La mission effectuée par les équipes de pays de l'ONU sur le terrain démontre qu’une action transfrontalière commune peut être menée.
"La présence des Nations Unies dans le Gran Chaco est fondamentale. Nous devons travailler de manière coordonnée, efficace et cohérente à l’échelle du système en tenant compte du fait qu'il existe des réalités pour lesquelles l'approche doit être transnationale si l’on veut promouvoir la réalisation des ODD dans des endroits qui pâtissent d’un contexte vraiment défavorable ", a déclaré Roberto Valent, le Coordonnateur résident des Nations Unies en Argentine.
Pour en savoir plus sur cette mission et écouter les points de vue des coordonnateurs/trices résidents/tes qui y ont participé, visionnez cette vidéo, qui retrace leur périple.
Quelques faits à connaître sur le Gran Chaco
Le Gran Chaco est la plus grande forêt sèche du monde et le deuxième plus grand biome forestier d'Amérique du Sud, après l'Amazonie. Il couvre environ 1,14 million de kilomètres carrés et s'étend sur des régions du centre et du nord de l'Argentine, du sud-est de la Bolivie et de l'ouest du Paraguay.
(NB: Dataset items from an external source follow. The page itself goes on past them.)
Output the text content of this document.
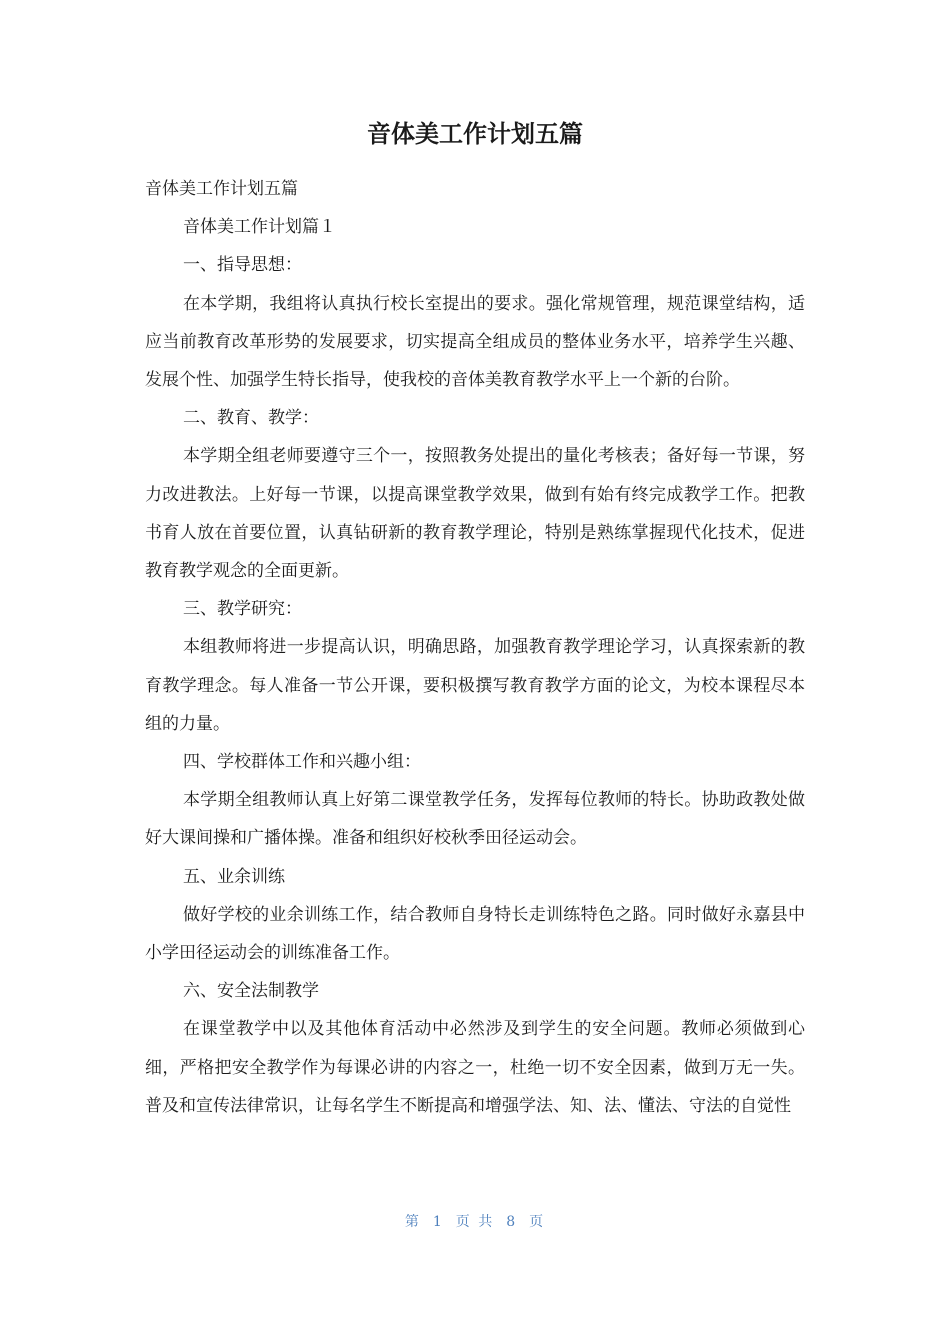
音体美工作计划五篇

音体美工作计划五篇

音体美工作计划篇１

一、指导思想：

在本学期，我组将认真执行校长室提出的要求。强化常规管理，规范课堂结构，适应当前教育改革形势的发展要求，切实提高全组成员的整体业务水平，培养学生兴趣、发展个性、加强学生特长指导，使我校的音体美教育教学水平上一个新的台阶。

二、教育、教学：

本学期全组老师要遵守三个一，按照教务处提出的量化考核表；备好每一节课，努力改进教法。上好每一节课，以提高课堂教学效果，做到有始有终完成教学工作。把教书育人放在首要位置，认真钻研新的教育教学理论，特别是熟练掌握现代化技术，促进教育教学观念的全面更新。

三、教学研究：

本组教师将进一步提高认识，明确思路，加强教育教学理论学习，认真探索新的教育教学理念。每人准备一节公开课，要积极撰写教育教学方面的论文，为校本课程尽本组的力量。

四、学校群体工作和兴趣小组：

本学期全组教师认真上好第二课堂教学任务，发挥每位教师的特长。协助政教处做好大课间操和广播体操。准备和组织好校秋季田径运动会。

五、业余训练

做好学校的业余训练工作，结合教师自身特长走训练特色之路。同时做好永嘉县中小学田径运动会的训练准备工作。

六、安全法制教学

在课堂教学中以及其他体育活动中必然涉及到学生的安全问题。教师必须做到心细，严格把安全教学作为每课必讲的内容之一，杜绝一切不安全因素，做到万无一失。普及和宣传法律常识，让每名学生不断提高和增强学法、知、法、懂法、守法的自觉性

第 1 页 共 8 页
Une petite partie du Gran Chaco est située dans le sud du Brésil.
Les efforts à déployer dans la région en matière d'action climatique sont capitaux. En été, les températures dépassent les 40°C, tandis que dans le sud et le sud-ouest, elles peuvent descendre en dessous de 0°C en hiver. Dans la région, de grands épisodes de sécheresse alternent avec des inondations pendant les périodes de pluie. Ces phénomènes extrêmes sont de plus en plus fréquents du fait du changement climatique.
La plupart des habitants du Gran Chaco vivent en Argentine. Une plus petite partie vit en Bolivie et au Paraguay. La population de cette région est diverse et composée d'une mosaïque de communautés aux identités et cultures différentes, dont les communautés autochtones et les descendants des différentes vagues migratoires qu’ont connues les XIXe et XXe siècles.
Le Gran Chac a pris du retard par rapport aux autres "biorégions" du continent. Les indicateurs de développement y sont inférieurs à la moyenne régionale. Les déficits de développement concernent notamment l'accès aux infrastructures et aux services essentiels tels que les soins de santé, l'éducation, ou l'eau potable. De ce fait, la population y est très vulnérable face aux événements climatiques et à d’autres types de crises.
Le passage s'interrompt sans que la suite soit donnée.